Trató de aguantarse la risa mientras buscaba la manera inteligente de arrancarme aquella sanguijuela. –Espera, no te muevas, levanta los brazos- jaloneó como pudo aquella cosa del diablo. Pero nada. No salía. Llevaba cinco minutos de retraso y apuraba a mi hermano quien me calló diciendo que lo dejara pensar.

La prenda, en venganza, se apretó más. Podía sentir cómo mi piel se iba llenando de marcas de asfixia, me dolía de la cintura hacía arriba. Pero me dolía más el hecho de que me descontarían el día por llegar tarde a trabajar. Mi hermano jalaba desde todos los ángulos posibles. En el último intento puse las rodillas en el piso mientras él se apoyaba en el barandal de la escalera para agarrar impulso –mete la panza- me exigía. Imposible.
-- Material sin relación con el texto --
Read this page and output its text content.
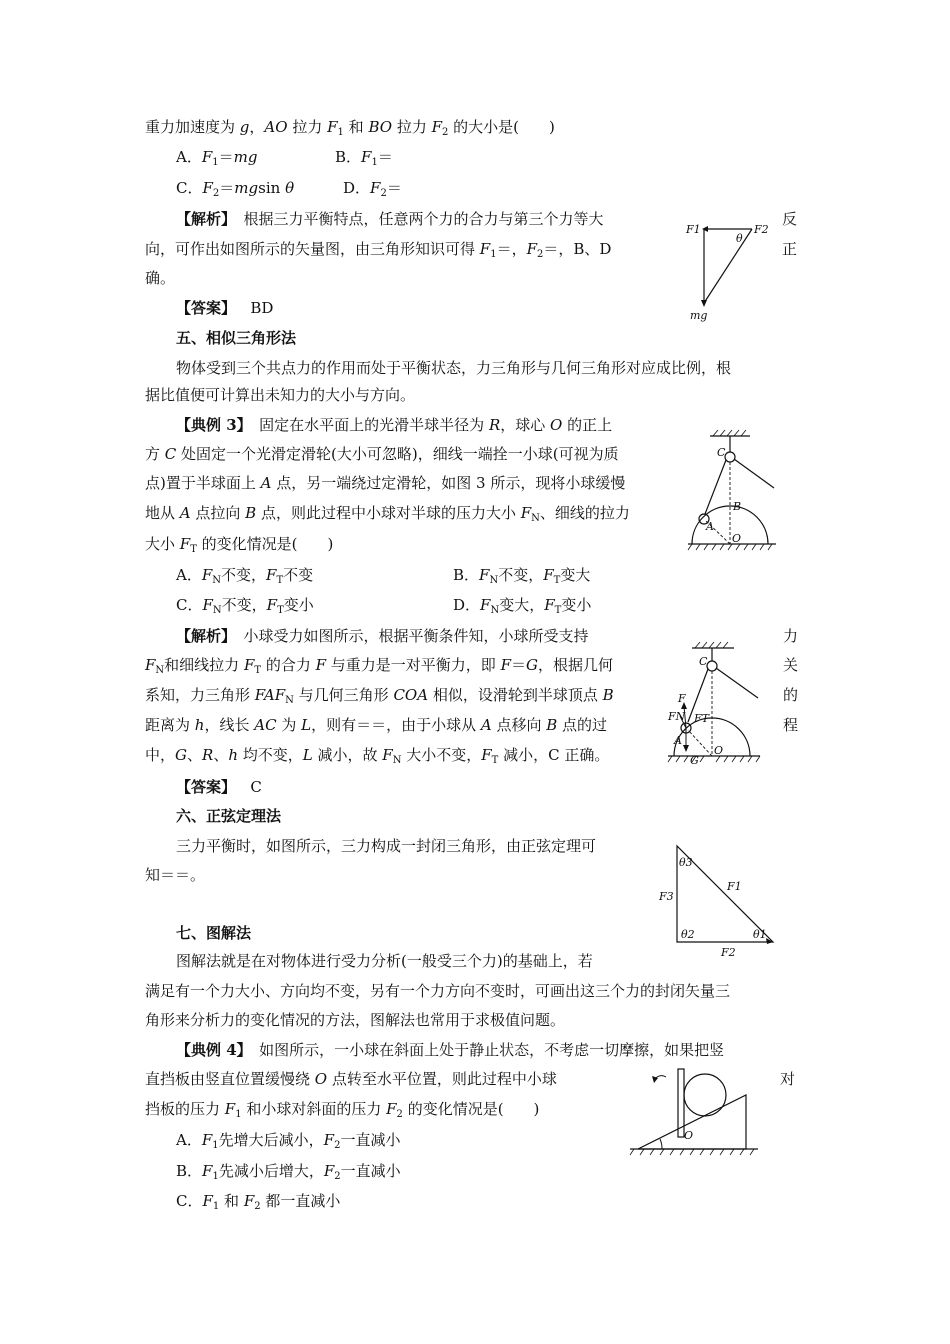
重力加速度为 g，AO 拉力 $F_1$ 和 BO 拉力 $F_2$ 的大小是(　　)
A．$F_1=mg$	B．$F_1=$
C．$F_2=mgsin$ θ	D．$F_2=$
【解析】　根据三力平衡特点，任意两个力的合力与第三个力等大	反
向，可作出如图所示的矢量图，由三角形知识可得 $F_1=$，$F_2=$，B、D	正
确。
【答案】 BD
F1	F2
θ
mg
五、相似三角形法
物体受到三个共点力的作用而处于平衡状态，力三角形与几何三角形对应成比例，根
据比值便可计算出未知力的大小与方向。
【典例 3】　固定在水平面上的光滑半球半径为 R，球心 O 的正上
方 C 处固定一个光滑定滑轮(大小可忽略)，细线一端拴一小球(可视为质
点)置于半球面上 A 点，另一端绕过定滑轮，如图 3 所示，现将小球缓慢
地从 A 点拉向 B 点，则此过程中小球对半球的压力大小 $F_N$、细线的拉力
大小 $F_T$ 的变化情况是(　　)
A．$F_N$不变，$F_T$不变	B．$F_N$不变，$F_T$变大
C．$F_N$不变，$F_T$变小	D．$F_N$变大，$F_T$变小
C
A
B
O
【解析】　小球受力如图所示，根据平衡条件知，小球所受支持	力
$F_N$和细线拉力 $F_T$ 的合力 F 与重力是一对平衡力，即 F＝G，根据几何	关
系知，力三角形 $FAF_N$ 与几何三角形 COA 相似，设滑轮到半球顶点 B	的
距离为 h，线长 AC 为 L，则有＝＝，由于小球从 A 点移向 B 点的过	程
中，G、R、h 均不变，L 减小，故 $F_N$ 大小不变，$F_T$ 减小，C 正确。
【答案】 C
C
F
FN FT
A
O
G
六、正弦定理法
三力平衡时，如图所示，三力构成一封闭三角形，由正弦定理可
知＝＝。
θ3
F1
F3
θ2	θ1
F2
七、图解法
图解法就是在对物体进行受力分析(一般受三个力)的基础上，若
满足有一个力大小、方向均不变，另有一个力方向不变时，可画出这三个力的封闭矢量三
角形来分析力的变化情况的方法，图解法也常用于求极值问题。
【典例 4】　如图所示，一小球在斜面上处于静止状态，不考虑一切摩擦，如果把竖
直挡板由竖直位置缓慢绕 O 点转至水平位置，则此过程中小球	对
挡板的压力 $F_1$ 和小球对斜面的压力 $F_2$ 的变化情况是(　　)
A．$F_1$先增大后减小，$F_2$一直减小
B．$F_1$先减小后增大，$F_2$一直减小
C．$F_1$ 和 $F_2$ 都一直减小
O
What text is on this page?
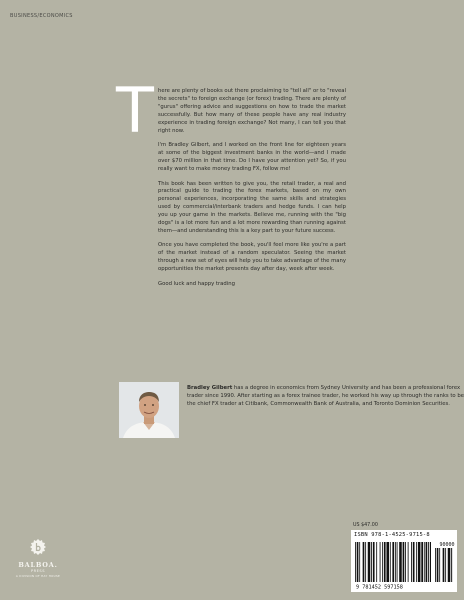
BUSINESS/ECONOMICS
T here are plenty of books out there proclaiming to "tell all" or to "reveal the secrets" to foreign exchange (or forex) trading. There are plenty of "gurus" offering advice and suggestions on how to trade the market successfully. But how many of these people have any real industry experience in trading foreign exchange? Not many, I can tell you that right now.

I'm Bradley Gilbert, and I worked on the front line for eighteen years at some of the biggest investment banks in the world—and I made over $70 million in that time. Do I have your attention yet? So, if you really want to make money trading FX, follow me!

This book has been written to give you, the retail trader, a real and practical guide to trading the forex markets, based on my own personal experiences, incorporating the same skills and strategies used by commercial/interbank traders and hedge funds. I can help you up your game in the markets. Believe me, running with the "big dogs" is a lot more fun and a lot more rewarding than running against them—and understanding this is a key part to your future success.

Once you have completed the book, you'll feel more like you're a part of the market instead of a random speculator. Seeing the market through a new set of eyes will help you to take advantage of the many opportunities the market presents day after day, week after week.

Good luck and happy trading

Bradley Gilbert has a degree in economics from Sydney University and has been a professional forex trader since 1990. After starting as a forex trainee trader, he worked his way up through the ranks to be the chief FX trader at Citibank, Commonwealth Bank of Australia, and Toronto Dominion Securities.
BALBOA.
PRESS
A DIVISION OF HAY HOUSE
US $47.00
ISBN 978-1-4525-9715-8
90000
9 781452 597158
De repente apareció el Hércules que mi hermano lleva dentro. De un fuerte empujón sacó la faja con todo y trozos de mi piel. Al menos así lo sentí. Viéndome libre, solté una carcajada nerviosa que él secundó tirándose al piso y burlándose de lo tonta que me veía corriendo como loca por la sala.

Aventé la faja debajo de la escalera dispuesta a no verla nunca más en mi vida. Subí corriendo a ponerme cualquier cosa, el glamour era ya lo de menos. Tomé el maquillaje, la bolsa, un cepillo y mi chamarra. Qué importa que me maquille en el camino, que se me vea la panza, que mi cabello parezca el de Amanda Miguel y no pesque ni un resfriado en la fiesta de la noche.

¿Cómo demonios se mete mi madre en esas cosas cada fin de semana? Quizá se requiere de mucha práctica, tiempo y de una personalidad no tan llorona como la mía. A fin de cuentas ya no creo en los milagros, eso, resignadamente, se lo dejo a los santos

Alicia Preza nunca había estado más feliz con ella misma. Ahora lo sabe. La juventud es una de esas cosas que sabe se esfumará a su tiempo pero que es un privilegio disfrutarla mientras existe.